Inutile sottolineare che il mio pallido tentativo di fare dell’ironia non aveva attecchito.
“Il tema è sempre lo stesso. Tu ti ostini a non voler vedere quello che hai davanti, solo perché hai paura di… di annegare in un sentimento che non vuoi, che ritieni sbagliato! Sei sempre stata tanto paziente con me, Giulia, mi hai tollerato, lo ammetto, quando probabilmente volevi soltanto picchiarmi, hai sopportato la mia presenza per così tanto tempo che alla fine non puoi biasimarmi se mi sono convinto che anche tu provi qualcosa! Insomma, dai, non puoi negare che stessimo iniziando ad avere qualcosa di più, che stessimo andando oltre l’iniziale rapporto del ‘esci con me o me la prenderò con i tuoi amici’… Mi sbaglio? E adesso, tutto quello che voglio, tutto quello che ti chiedo è di non rinunciare a quel qualcosa che si è creato tra di noi e che potrebbe essere davvero bello, soltanto a causa di un mio gesto più avventato di altri.”

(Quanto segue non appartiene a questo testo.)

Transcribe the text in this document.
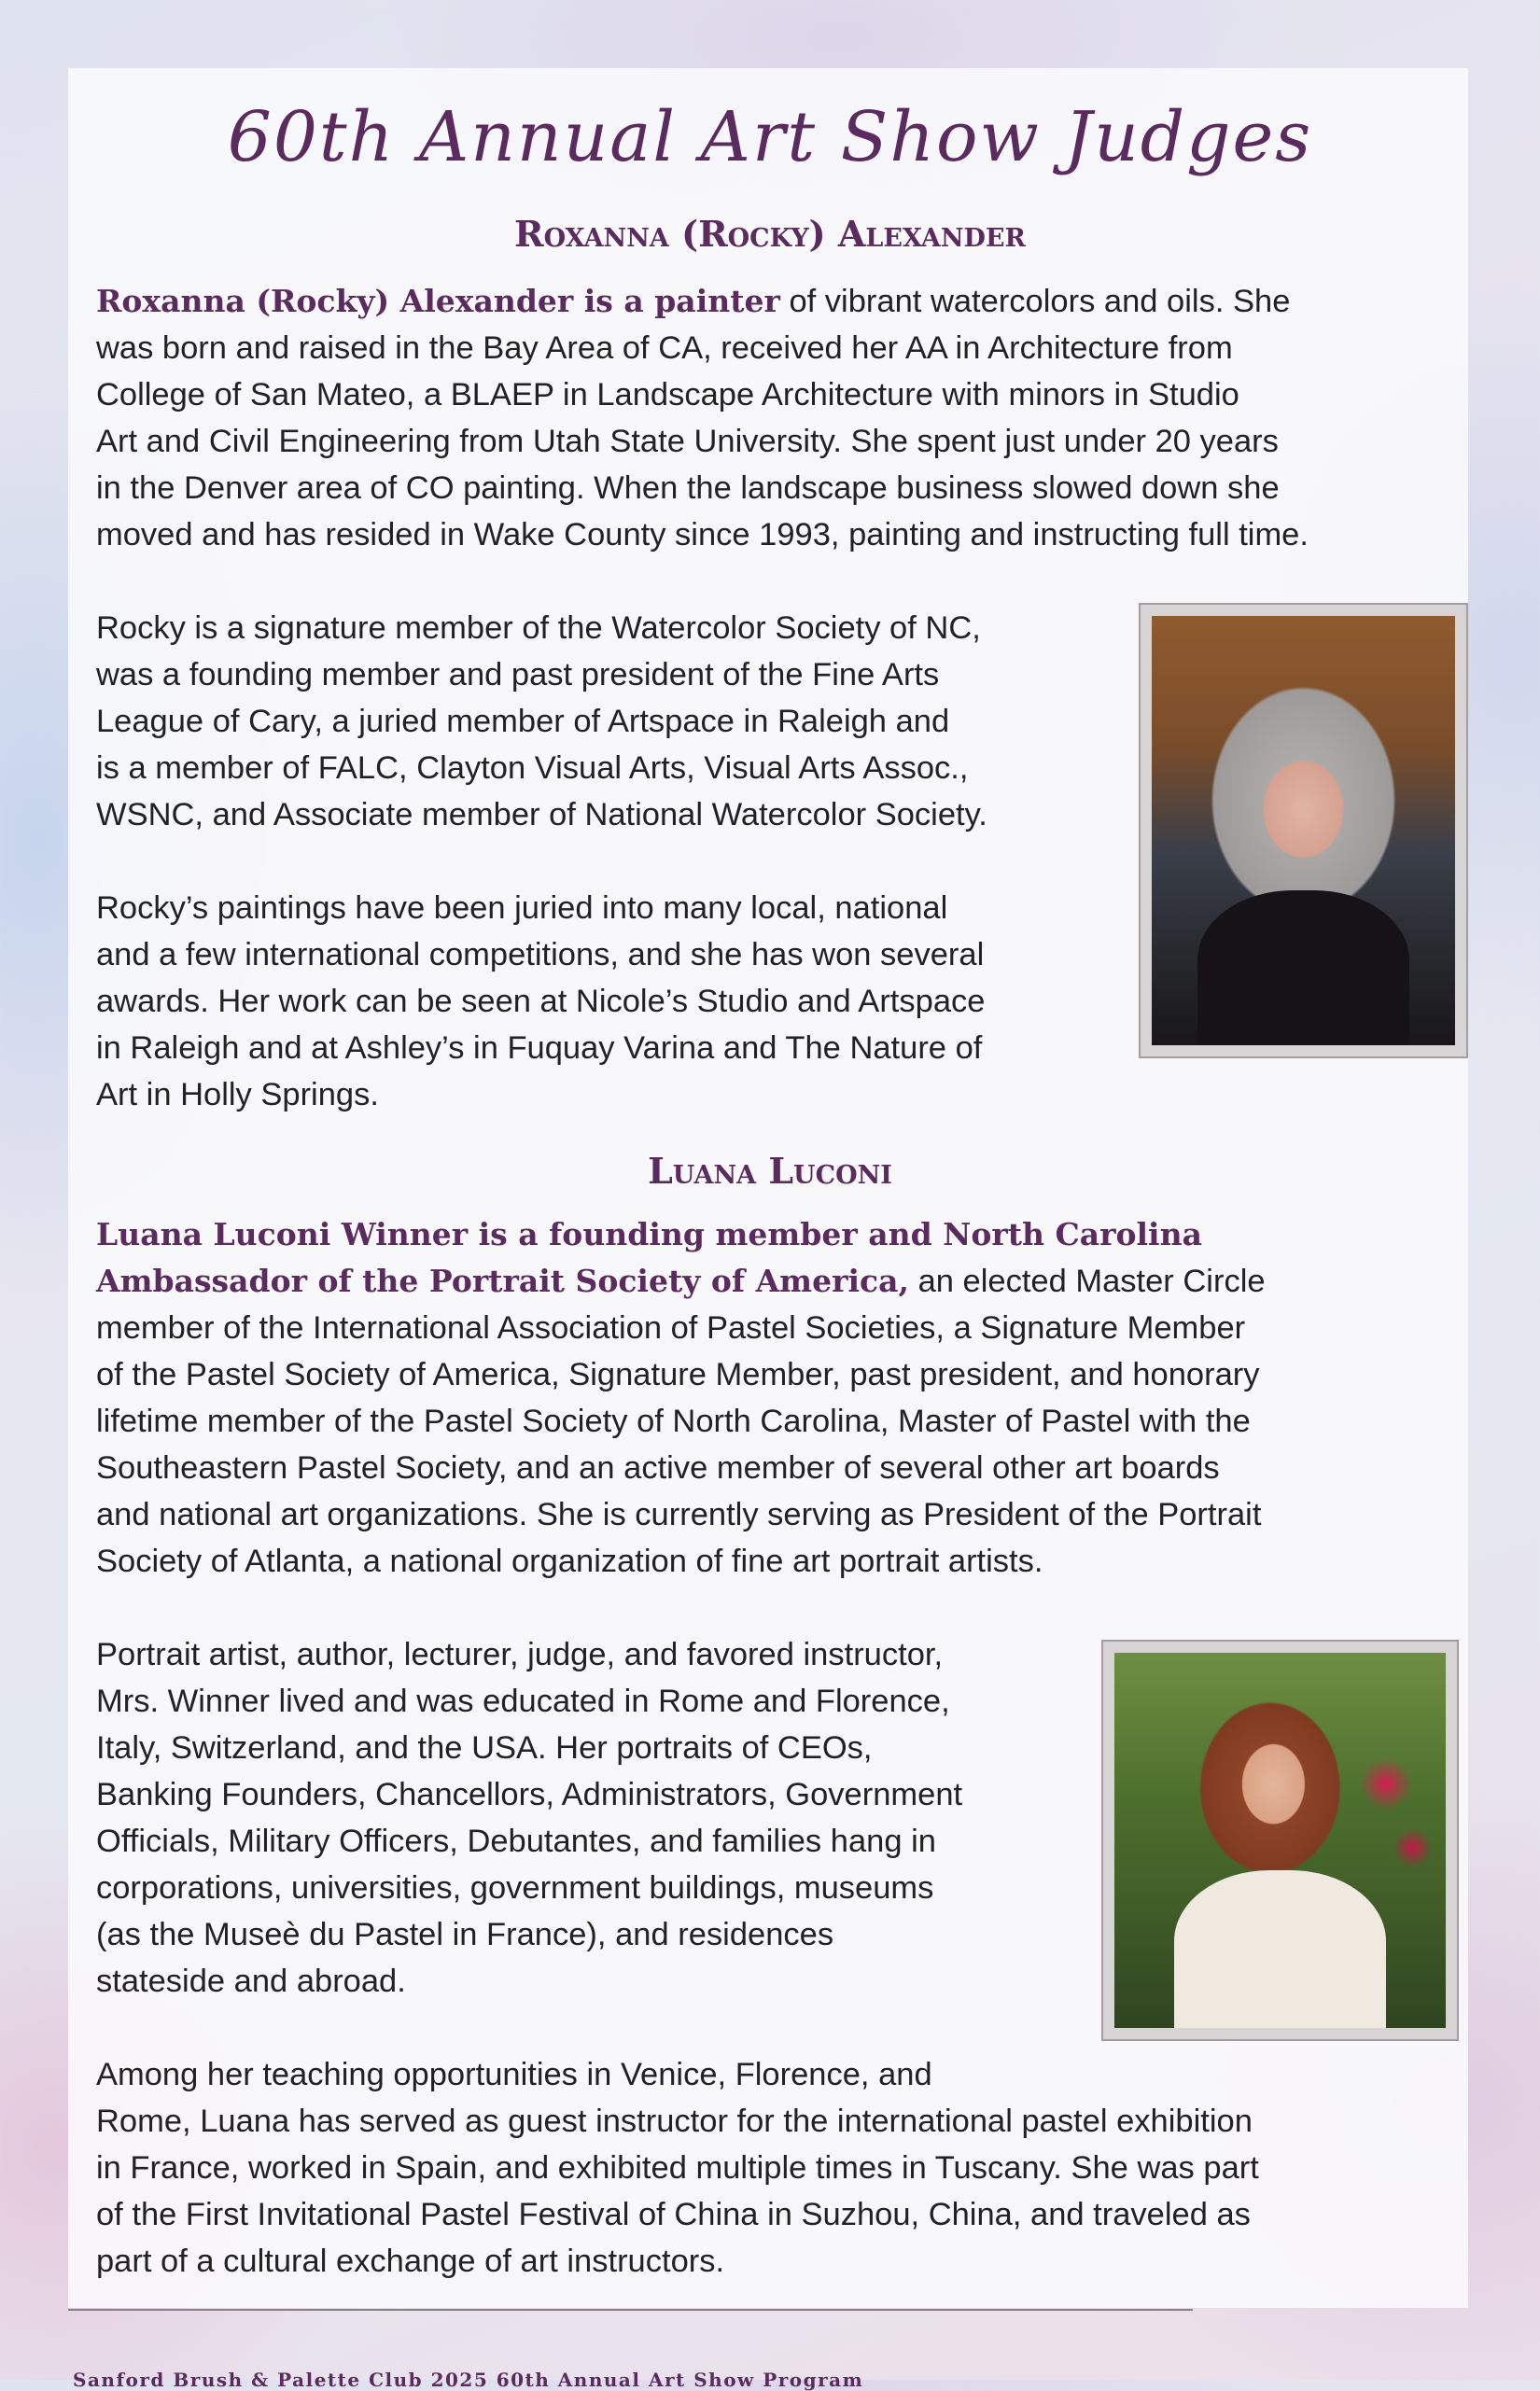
60th Annual Art Show Judges
Roxanna (Rocky) Alexander

Roxanna (Rocky) Alexander is a painter of vibrant watercolors and oils. She
was born and raised in the Bay Area of CA, received her AA in Architecture from
College of San Mateo, a BLAEP in Landscape Architecture with minors in Studio
Art and Civil Engineering from Utah State University. She spent just under 20 years
in the Denver area of CO painting. When the landscape business slowed down she
moved and has resided in Wake County since 1993, painting and instructing full time.

Rocky is a signature member of the Watercolor Society of NC,
was a founding member and past president of the Fine Arts
League of Cary, a juried member of Artspace in Raleigh and
is a member of FALC, Clayton Visual Arts, Visual Arts Assoc.,
WSNC, and Associate member of National Watercolor Society.

Rocky’s paintings have been juried into many local, national
and a few international competitions, and she has won several
awards. Her work can be seen at Nicole’s Studio and Artspace
in Raleigh and at Ashley’s in Fuquay Varina and The Nature of
Art in Holly Springs.

Luana Luconi

Luana Luconi Winner is a founding member and North Carolina
Ambassador of the Portrait Society of America, an elected Master Circle
member of the International Association of Pastel Societies, a Signature Member
of the Pastel Society of America, Signature Member, past president, and honorary
lifetime member of the Pastel Society of North Carolina, Master of Pastel with the
Southeastern Pastel Society, and an active member of several other art boards
and national art organizations. She is currently serving as President of the Portrait
Society of Atlanta, a national organization of fine art portrait artists.

Portrait artist, author, lecturer, judge, and favored instructor,
Mrs. Winner lived and was educated in Rome and Florence,
Italy, Switzerland, and the USA. Her portraits of CEOs,
Banking Founders, Chancellors, Administrators, Government
Officials, Military Officers, Debutantes, and families hang in
corporations, universities, government buildings, museums
(as the Museè du Pastel in France), and residences
stateside and abroad.

Among her teaching opportunities in Venice, Florence, and
Rome, Luana has served as guest instructor for the international pastel exhibition
in France, worked in Spain, and exhibited multiple times in Tuscany. She was part
of the First Invitational Pastel Festival of China in Suzhou, China, and traveled as
part of a cultural exchange of art instructors.

Sanford Brush & Palette Club 2025 60th Annual Art Show Program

Lo osservavo in silenzio, assorbendo le sue parole, cercando di accantonare i miei pregiudizi e sforzandomi, davvero, sforzandomi di comprendere il suo punto di vista. Lo so, lo so, su una cosa aveva ragione: prima che succedesse tutta quella faccenda di Lorenzo, qualcosa nel nostro rapporto era cambiato, evolvendosi in… beh, non lo so bene neppure io in che cosa si stava evolvendo. Al di là dei baci e degli abbracci, per un momento c’era stato qualcosa di più, qualcosa che mi teneva sveglia la notte e che aveva iniziato a farmi mettere in dubbio i miei sentimenti, arrivando al punto da confidarli alla mia migliore amica, che peraltro aveva cercato di farmi cambiare idea. Quel qualcosa era anche la causa del mio essere lì, adesso, di fronte a lui, invece che da tutt’altra parte a cercare di dimenticarlo. Per cui sì, Enrico aveva ragione: volendo fare un paragone romantico, mi sentivo come la volpe che era stata addestrata dal Piccolo Principe. Adesso che conoscevo Enrico, che lui mi aveva mio malgrado addomesticato, non sarei più stata capace di guardare il mondo e non vedere lui riflesso in ogni cosa: il verde cupo del mare mi avrebbe fatto pensare ai suoi occhi, il nero ai suoi capelli, la fresca fragranza del dopobarba al profumo che sentivo ogni volta che ero vicina a lui e che lo abbracciavo, per non parlare di quando, andando a portare un fiore a mio nonno, avrei ripensato a come mi aveva consolato il giorno del funerale… Enrico sarebbe stato dappertutto, non me lo sarei levato dalla testa neppure se l’avessi evitato come la peste fino alla fine dei miei giorni – come peraltro dimostrava l’anno appena trascorso.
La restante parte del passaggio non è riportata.